Biological functions are ultimately carried out by a diversity of functional proteins in vivo. Therefore, we detected LEF1 and MM-9 protein levels in the aforementioned 38 tissues, including one GBM tissue which was damaged during antigen retrieval, by IHC. Both proteins were at high levels in high grade gliomas and at low levels in low grade gliomas or normal brain tissue (Fig. 4A). The degree of staining was graded by a previously described scoring system. The inverse relationship between miR-218 and LEF1 (P=0.021) or MMP-9 (P=0.015) was confirmed in these tissues by IHC and FISH (Fig. 4B). Additionally, immune fluorescence was performed using the highest expression cell lines of LEF1 protein, LN229. The signal intensity of LEF1 was markedly decreased when miR-218 was transfected into LN229 cells (Fig. 4C). As a result, the biological transport axis, miR-218-LEF1-MMP-9, was demonstrated in the invasive pathway.
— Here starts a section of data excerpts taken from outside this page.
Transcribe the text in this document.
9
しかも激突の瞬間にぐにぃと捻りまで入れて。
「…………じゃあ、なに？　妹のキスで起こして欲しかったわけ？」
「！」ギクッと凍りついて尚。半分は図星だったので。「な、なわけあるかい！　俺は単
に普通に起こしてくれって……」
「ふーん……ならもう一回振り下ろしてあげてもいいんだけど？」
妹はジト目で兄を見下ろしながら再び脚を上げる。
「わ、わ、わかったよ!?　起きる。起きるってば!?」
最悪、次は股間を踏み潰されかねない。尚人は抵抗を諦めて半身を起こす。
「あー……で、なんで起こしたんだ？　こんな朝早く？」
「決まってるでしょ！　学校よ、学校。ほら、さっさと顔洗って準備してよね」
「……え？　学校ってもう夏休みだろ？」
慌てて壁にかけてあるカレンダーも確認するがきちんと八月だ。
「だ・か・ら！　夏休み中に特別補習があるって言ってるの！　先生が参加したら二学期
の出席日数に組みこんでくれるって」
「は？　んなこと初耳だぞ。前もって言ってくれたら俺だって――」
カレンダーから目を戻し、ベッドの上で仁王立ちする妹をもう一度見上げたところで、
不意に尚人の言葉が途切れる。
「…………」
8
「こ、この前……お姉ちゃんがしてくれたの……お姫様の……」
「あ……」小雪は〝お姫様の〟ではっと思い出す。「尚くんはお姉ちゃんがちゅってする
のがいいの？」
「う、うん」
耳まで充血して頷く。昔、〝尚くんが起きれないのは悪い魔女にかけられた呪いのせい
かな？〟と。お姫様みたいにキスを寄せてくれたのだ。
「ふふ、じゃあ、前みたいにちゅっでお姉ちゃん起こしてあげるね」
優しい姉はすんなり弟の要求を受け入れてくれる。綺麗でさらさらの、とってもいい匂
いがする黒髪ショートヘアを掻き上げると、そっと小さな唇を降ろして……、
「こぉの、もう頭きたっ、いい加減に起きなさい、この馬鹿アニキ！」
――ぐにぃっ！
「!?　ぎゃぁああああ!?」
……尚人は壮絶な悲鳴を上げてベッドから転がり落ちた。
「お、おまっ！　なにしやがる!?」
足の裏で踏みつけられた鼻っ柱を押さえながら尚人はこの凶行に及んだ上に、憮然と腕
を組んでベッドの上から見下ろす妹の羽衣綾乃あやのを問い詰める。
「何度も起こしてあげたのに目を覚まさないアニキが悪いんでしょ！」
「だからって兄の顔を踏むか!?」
To further verify this axis, LEF1 siRNA was constructed to imitate the functions of miR-218. It was co-transfected into U87 cells with the miR-218 inhibitor. As expected, the upregulation of MMP-9 protein due to knockdown of miR-218 was significantly reduced by the specific LEF1 siRNA (Fig. 5A). This result was corroborated using the transwell invasion assay. The enhanced invasive ability of miR-218 inhibitor-transfected U87 cells declined ~4-fold when LEF1 siRNA was co-transfected with miR-218 inhibitor (Fig. 5B).